"Bilerek
ve gerçeğe aykırı olarak söylenen söz"e yalan denir. Gerçeğin bir kısmını
söyleyip bir kısmını söylememek de bir nevi yalandır. Yalanın her türlüsüne ya
korkudan dolayı ya dezenformasyon amaçlı ya bir algı oluşturmak ya adaleti ve
gerçeği yanıltmak gibi nedenlerle başvurulur.
Yalanın
her bir çeşidi kötü ve asla tasvip edilmese de bazı yalanlar vardır ki telafisi
mümkün olmayan onulmaz yaralar açmaktadır.
"Savaşta
düşmanı yanıltma, hastaya moral verme, karı koca arasını bulma ve iki dargın
insanı barıştırmak dışında, gerçeğe aykırı olan her tür bilgiyi yayanı, toplum
olarak yalan söylemeyi alışkanlık haline getiren bile sevmez. En hafifiyle
"Doğru söyle" diyerek tepkimizi ortaya koyar ve "En nefret
ettiğim şey yalandır" deriz.
Yalan
konusunda toplum olarak duyarlı olsak da yalansız günümüzün geçmediği de
aşikardır. Yeter ki bir konuda zor durumda kalalım. Maalesef yalanlar
karşılıklı olarak havada uçuşmaktadır.
Toplum
tarafından tasvip edilmeyen yalanlara bireyler zaman zaman başvursa da devlet
adına iş yapan devletin kurumları veya yetkilileri de bazen başvurabiliyor.
Devlet yalan söyler mi? Bu konuda maalesef devletin sicili de pek iyi değil.
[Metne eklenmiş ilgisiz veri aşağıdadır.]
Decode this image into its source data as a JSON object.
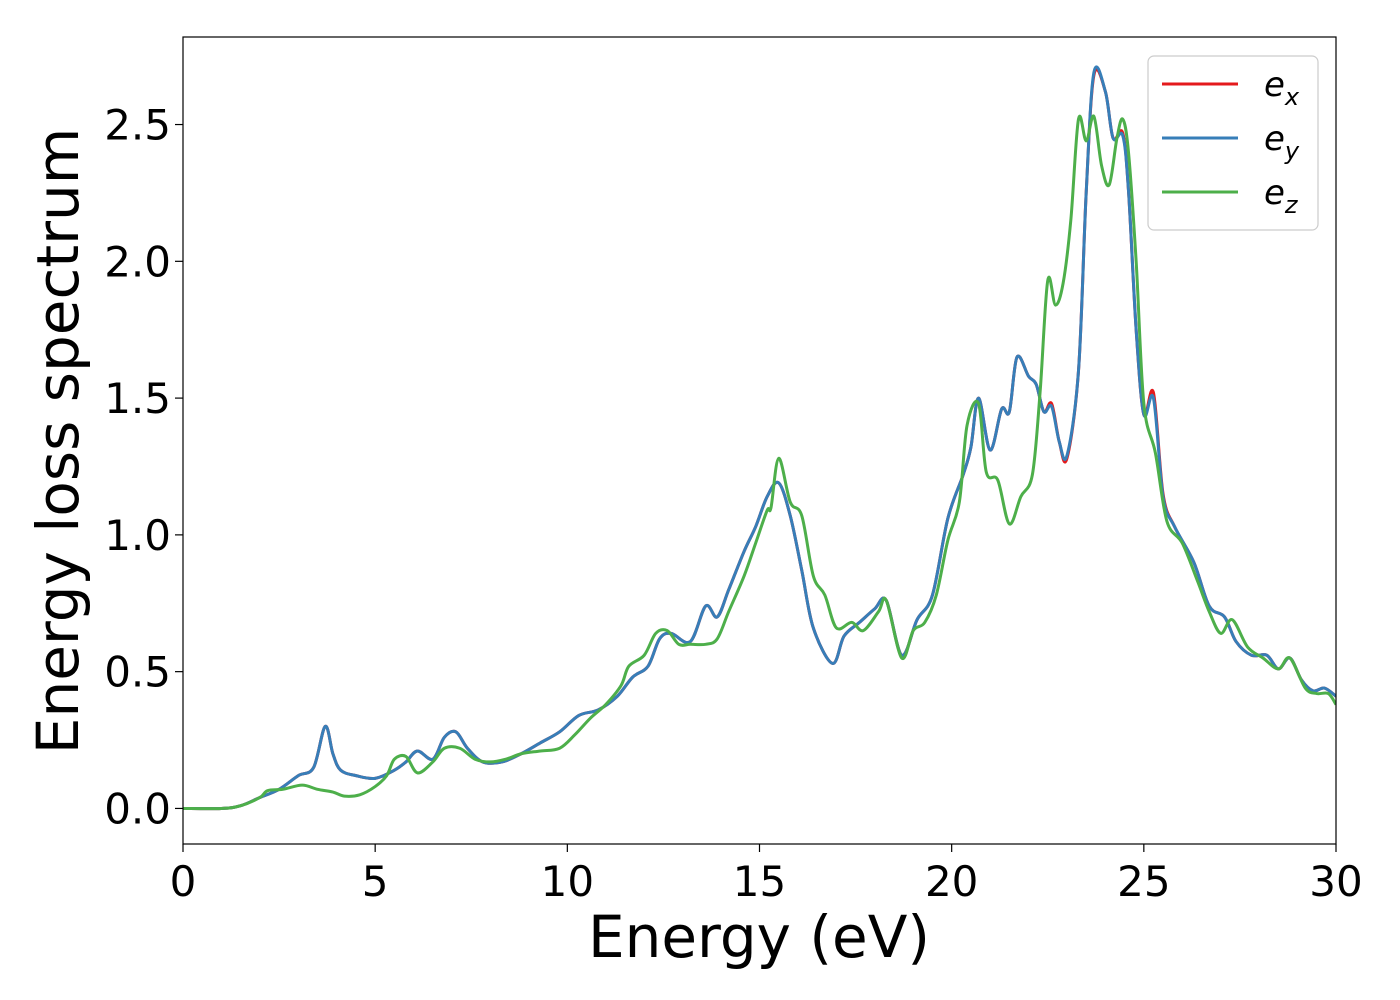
{
  "chart_data": {
    "type": "line",
    "title": "",
    "xlabel": "Energy (eV)",
    "ylabel": "Energy loss spectrum",
    "xlim": [
      0,
      30
    ],
    "ylim": [
      -0.13,
      2.82
    ],
    "xticks": [
      0,
      5,
      10,
      15,
      20,
      25,
      30
    ],
    "xtick_labels": [
      "0",
      "5",
      "10",
      "15",
      "20",
      "25",
      "30"
    ],
    "yticks": [
      0.0,
      0.5,
      1.0,
      1.5,
      2.0,
      2.5
    ],
    "ytick_labels": [
      "0.0",
      "0.5",
      "1.0",
      "1.5",
      "2.0",
      "2.5"
    ],
    "grid": false,
    "legend_position": "top-right",
    "series": [
      {
        "name": "e_x",
        "legend_main": "e",
        "legend_sub": "x",
        "color": "#e41a1c",
        "points": [
          [
            0,
            0
          ],
          [
            1,
            0
          ],
          [
            1.5,
            0.01
          ],
          [
            2,
            0.04
          ],
          [
            2.5,
            0.07
          ],
          [
            3,
            0.12
          ],
          [
            3.4,
            0.15
          ],
          [
            3.7,
            0.3
          ],
          [
            3.9,
            0.2
          ],
          [
            4.1,
            0.14
          ],
          [
            4.5,
            0.12
          ],
          [
            5,
            0.11
          ],
          [
            5.5,
            0.14
          ],
          [
            5.8,
            0.17
          ],
          [
            6.1,
            0.21
          ],
          [
            6.5,
            0.18
          ],
          [
            6.8,
            0.26
          ],
          [
            7.1,
            0.28
          ],
          [
            7.4,
            0.22
          ],
          [
            7.8,
            0.17
          ],
          [
            8.3,
            0.17
          ],
          [
            8.8,
            0.2
          ],
          [
            9.3,
            0.24
          ],
          [
            9.8,
            0.28
          ],
          [
            10.3,
            0.34
          ],
          [
            10.8,
            0.36
          ],
          [
            11.3,
            0.41
          ],
          [
            11.7,
            0.48
          ],
          [
            12.1,
            0.52
          ],
          [
            12.4,
            0.62
          ],
          [
            12.7,
            0.64
          ],
          [
            13.2,
            0.61
          ],
          [
            13.6,
            0.74
          ],
          [
            13.9,
            0.7
          ],
          [
            14.2,
            0.8
          ],
          [
            14.6,
            0.94
          ],
          [
            14.9,
            1.03
          ],
          [
            15.2,
            1.14
          ],
          [
            15.5,
            1.19
          ],
          [
            15.8,
            1.07
          ],
          [
            16.1,
            0.87
          ],
          [
            16.4,
            0.66
          ],
          [
            16.9,
            0.53
          ],
          [
            17.2,
            0.63
          ],
          [
            17.6,
            0.68
          ],
          [
            18.0,
            0.73
          ],
          [
            18.3,
            0.76
          ],
          [
            18.7,
            0.56
          ],
          [
            19.1,
            0.69
          ],
          [
            19.5,
            0.78
          ],
          [
            19.9,
            1.06
          ],
          [
            20.3,
            1.22
          ],
          [
            20.5,
            1.32
          ],
          [
            20.7,
            1.5
          ],
          [
            21.0,
            1.31
          ],
          [
            21.3,
            1.46
          ],
          [
            21.5,
            1.45
          ],
          [
            21.7,
            1.65
          ],
          [
            22.0,
            1.58
          ],
          [
            22.2,
            1.55
          ],
          [
            22.4,
            1.45
          ],
          [
            22.6,
            1.48
          ],
          [
            22.8,
            1.34
          ],
          [
            23.0,
            1.28
          ],
          [
            23.3,
            1.6
          ],
          [
            23.5,
            2.25
          ],
          [
            23.7,
            2.68
          ],
          [
            24.0,
            2.62
          ],
          [
            24.2,
            2.45
          ],
          [
            24.45,
            2.47
          ],
          [
            24.6,
            2.26
          ],
          [
            24.8,
            1.75
          ],
          [
            25.0,
            1.44
          ],
          [
            25.25,
            1.52
          ],
          [
            25.5,
            1.15
          ],
          [
            25.8,
            1.03
          ],
          [
            26.3,
            0.9
          ],
          [
            26.7,
            0.74
          ],
          [
            27.1,
            0.7
          ],
          [
            27.4,
            0.61
          ],
          [
            27.8,
            0.56
          ],
          [
            28.2,
            0.56
          ],
          [
            28.5,
            0.51
          ],
          [
            28.8,
            0.55
          ],
          [
            29.1,
            0.47
          ],
          [
            29.4,
            0.43
          ],
          [
            29.7,
            0.44
          ],
          [
            30,
            0.41
          ]
        ]
      },
      {
        "name": "e_y",
        "legend_main": "e",
        "legend_sub": "y",
        "color": "#377eb8",
        "points": [
          [
            0,
            0
          ],
          [
            1,
            0
          ],
          [
            1.5,
            0.01
          ],
          [
            2,
            0.04
          ],
          [
            2.5,
            0.07
          ],
          [
            3,
            0.12
          ],
          [
            3.4,
            0.15
          ],
          [
            3.7,
            0.3
          ],
          [
            3.9,
            0.2
          ],
          [
            4.1,
            0.14
          ],
          [
            4.5,
            0.12
          ],
          [
            5,
            0.11
          ],
          [
            5.5,
            0.14
          ],
          [
            5.8,
            0.17
          ],
          [
            6.1,
            0.21
          ],
          [
            6.5,
            0.18
          ],
          [
            6.8,
            0.26
          ],
          [
            7.1,
            0.28
          ],
          [
            7.4,
            0.22
          ],
          [
            7.8,
            0.17
          ],
          [
            8.3,
            0.17
          ],
          [
            8.8,
            0.2
          ],
          [
            9.3,
            0.24
          ],
          [
            9.8,
            0.28
          ],
          [
            10.3,
            0.34
          ],
          [
            10.8,
            0.36
          ],
          [
            11.3,
            0.41
          ],
          [
            11.7,
            0.48
          ],
          [
            12.1,
            0.52
          ],
          [
            12.4,
            0.62
          ],
          [
            12.7,
            0.64
          ],
          [
            13.2,
            0.61
          ],
          [
            13.6,
            0.74
          ],
          [
            13.9,
            0.7
          ],
          [
            14.2,
            0.8
          ],
          [
            14.6,
            0.94
          ],
          [
            14.9,
            1.03
          ],
          [
            15.2,
            1.14
          ],
          [
            15.5,
            1.19
          ],
          [
            15.8,
            1.07
          ],
          [
            16.1,
            0.87
          ],
          [
            16.4,
            0.66
          ],
          [
            16.9,
            0.53
          ],
          [
            17.2,
            0.63
          ],
          [
            17.6,
            0.68
          ],
          [
            18.0,
            0.73
          ],
          [
            18.3,
            0.76
          ],
          [
            18.7,
            0.56
          ],
          [
            19.1,
            0.69
          ],
          [
            19.5,
            0.78
          ],
          [
            19.9,
            1.06
          ],
          [
            20.3,
            1.22
          ],
          [
            20.5,
            1.32
          ],
          [
            20.7,
            1.5
          ],
          [
            21.0,
            1.31
          ],
          [
            21.3,
            1.46
          ],
          [
            21.5,
            1.45
          ],
          [
            21.7,
            1.65
          ],
          [
            22.0,
            1.58
          ],
          [
            22.2,
            1.55
          ],
          [
            22.4,
            1.45
          ],
          [
            22.6,
            1.47
          ],
          [
            22.8,
            1.34
          ],
          [
            23.0,
            1.29
          ],
          [
            23.3,
            1.6
          ],
          [
            23.5,
            2.25
          ],
          [
            23.7,
            2.69
          ],
          [
            24.0,
            2.62
          ],
          [
            24.2,
            2.45
          ],
          [
            24.45,
            2.46
          ],
          [
            24.6,
            2.26
          ],
          [
            24.8,
            1.75
          ],
          [
            25.0,
            1.44
          ],
          [
            25.25,
            1.5
          ],
          [
            25.5,
            1.14
          ],
          [
            25.8,
            1.03
          ],
          [
            26.3,
            0.9
          ],
          [
            26.7,
            0.74
          ],
          [
            27.1,
            0.7
          ],
          [
            27.4,
            0.61
          ],
          [
            27.8,
            0.56
          ],
          [
            28.2,
            0.56
          ],
          [
            28.5,
            0.51
          ],
          [
            28.8,
            0.55
          ],
          [
            29.1,
            0.47
          ],
          [
            29.4,
            0.43
          ],
          [
            29.7,
            0.44
          ],
          [
            30,
            0.41
          ]
        ]
      },
      {
        "name": "e_z",
        "legend_main": "e",
        "legend_sub": "z",
        "color": "#4daf4a",
        "points": [
          [
            0,
            0
          ],
          [
            1,
            0
          ],
          [
            1.5,
            0.01
          ],
          [
            2,
            0.04
          ],
          [
            2.2,
            0.065
          ],
          [
            2.6,
            0.07
          ],
          [
            3.1,
            0.085
          ],
          [
            3.5,
            0.07
          ],
          [
            3.9,
            0.06
          ],
          [
            4.2,
            0.045
          ],
          [
            4.6,
            0.05
          ],
          [
            5,
            0.08
          ],
          [
            5.3,
            0.12
          ],
          [
            5.5,
            0.18
          ],
          [
            5.8,
            0.19
          ],
          [
            6.1,
            0.13
          ],
          [
            6.5,
            0.17
          ],
          [
            6.8,
            0.22
          ],
          [
            7.2,
            0.22
          ],
          [
            7.6,
            0.18
          ],
          [
            8.0,
            0.17
          ],
          [
            8.4,
            0.18
          ],
          [
            8.8,
            0.2
          ],
          [
            9.3,
            0.21
          ],
          [
            9.8,
            0.22
          ],
          [
            10.2,
            0.27
          ],
          [
            10.6,
            0.33
          ],
          [
            11.0,
            0.38
          ],
          [
            11.4,
            0.45
          ],
          [
            11.6,
            0.52
          ],
          [
            12.0,
            0.56
          ],
          [
            12.3,
            0.64
          ],
          [
            12.6,
            0.65
          ],
          [
            12.9,
            0.6
          ],
          [
            13.2,
            0.6
          ],
          [
            13.6,
            0.6
          ],
          [
            13.9,
            0.62
          ],
          [
            14.2,
            0.72
          ],
          [
            14.6,
            0.85
          ],
          [
            14.9,
            0.97
          ],
          [
            15.2,
            1.09
          ],
          [
            15.3,
            1.1
          ],
          [
            15.5,
            1.28
          ],
          [
            15.8,
            1.12
          ],
          [
            16.1,
            1.07
          ],
          [
            16.4,
            0.85
          ],
          [
            16.7,
            0.78
          ],
          [
            17.0,
            0.66
          ],
          [
            17.4,
            0.68
          ],
          [
            17.7,
            0.65
          ],
          [
            18.1,
            0.72
          ],
          [
            18.3,
            0.76
          ],
          [
            18.7,
            0.55
          ],
          [
            19.0,
            0.65
          ],
          [
            19.3,
            0.68
          ],
          [
            19.6,
            0.78
          ],
          [
            19.9,
            0.98
          ],
          [
            20.2,
            1.12
          ],
          [
            20.4,
            1.4
          ],
          [
            20.7,
            1.48
          ],
          [
            20.9,
            1.23
          ],
          [
            21.2,
            1.2
          ],
          [
            21.5,
            1.04
          ],
          [
            21.8,
            1.14
          ],
          [
            22.1,
            1.22
          ],
          [
            22.3,
            1.52
          ],
          [
            22.5,
            1.93
          ],
          [
            22.7,
            1.84
          ],
          [
            22.9,
            1.92
          ],
          [
            23.1,
            2.15
          ],
          [
            23.3,
            2.52
          ],
          [
            23.5,
            2.44
          ],
          [
            23.7,
            2.53
          ],
          [
            23.9,
            2.35
          ],
          [
            24.1,
            2.28
          ],
          [
            24.3,
            2.45
          ],
          [
            24.45,
            2.52
          ],
          [
            24.6,
            2.4
          ],
          [
            24.8,
            2.0
          ],
          [
            25.0,
            1.48
          ],
          [
            25.3,
            1.3
          ],
          [
            25.6,
            1.05
          ],
          [
            26.0,
            0.97
          ],
          [
            26.4,
            0.83
          ],
          [
            26.7,
            0.72
          ],
          [
            27.0,
            0.64
          ],
          [
            27.3,
            0.69
          ],
          [
            27.7,
            0.59
          ],
          [
            28.1,
            0.55
          ],
          [
            28.5,
            0.51
          ],
          [
            28.8,
            0.55
          ],
          [
            29.2,
            0.44
          ],
          [
            29.5,
            0.42
          ],
          [
            29.8,
            0.42
          ],
          [
            30,
            0.38
          ]
        ]
      }
    ]
  }
}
Devleti yönetenler de içimizden birileri olduğuna göre maalesef yalan
söyleyebiliyor. Birkaç örnek vermek istiyorum:
1986
yılında Çernobil faciası olduğunda devletin Sağlık Bakanı ekranlara çıkıp çay
içmiş ve "Bakın, ben çay içiyorum. Ürünlerimizde radyasyon tehlikesi
yok" demişti. Sonraları, radyasyondan etkilendiğimiz ortaya çıktı.
Her
ayın üçünde enflasyon rakamları açıklanır. Açıklanan rakamlara toplum
inanmıyor. Hoş, verileri açıklayan yetkilinin de inandığını düşünmüyorum. Çünkü
reel hayat başka türlü cereyan ediyor.
Sağlık
Bakanının koronavirüs dolayısıyla her akşam açıkladığı ölüm, iyileşme ve testi
pozitif çıkanlarla ilgili verdiği verileri, halkın kahir ekseriyeti ikna
edici bulmuyor, özellikle ölümlerin gerçeği yansıtmadığını düşünüyor.
Kamuya
eleman alımında ve görevde yükselmelerde ehliyet ve liyakat esas iken bu kıstaslara
göre alımın yapıldığı açıklansa da bunun böyle yapılmadığı cümle alemin
malumudur.
Kamuya
ait ihaleler her ne kadar şeffaf ve en uygun teklifi veren kişi veya firmada
kalsa da bunun böyle olmadığı, ihalenin kitabına uydurulduğu ve adrese teslim
yapıldığı maalesef bilinen gerçeklerdendir.
Yalan
söyleyen ister vatandaş ister devlet olsun yalan söylemeyi yani doğru
söylememeyi meslek haline getirirse itibarı zedelendiği gibi güvenini de kaybeder.
Bu aşamadan sonra doğru söylese hatta yemin etse bile kimse inanmaz. Çünkü
inandırıcılığını kaybetmiştir. Tıpkı "Koyunlarınızı kurt kaptı" diye
şaka yapan çobanın durumuna benzer. Çoban bu şakayı o kadar çok yapmış ki bir
defasında kurt gerçekten koyunları kapmış. Çobanın yardım istemesine köylü,
"Çoban yine yalan söylüyor" düşüncesiyle cevap vermemiş. Çünkü çoban,
halkın kendisine verdiği krediyi hoyratça kullanmış ve tüketmiştir.
Hasılı
çobanın durumuna düşmemek için kişiler ve devleti yöneten yetkililer, yalan
söylememe, doğru bilgi verme konusunda özellikle devlet, azami gayret
göstermelidir. Çünkü devletin, vatandaşını doğru bilgilendirme gibi bir görevi de
vardır.
* 11/09/2020 tarihinde Anadolu'da Bugün gazetesinde yayımlanmıştır.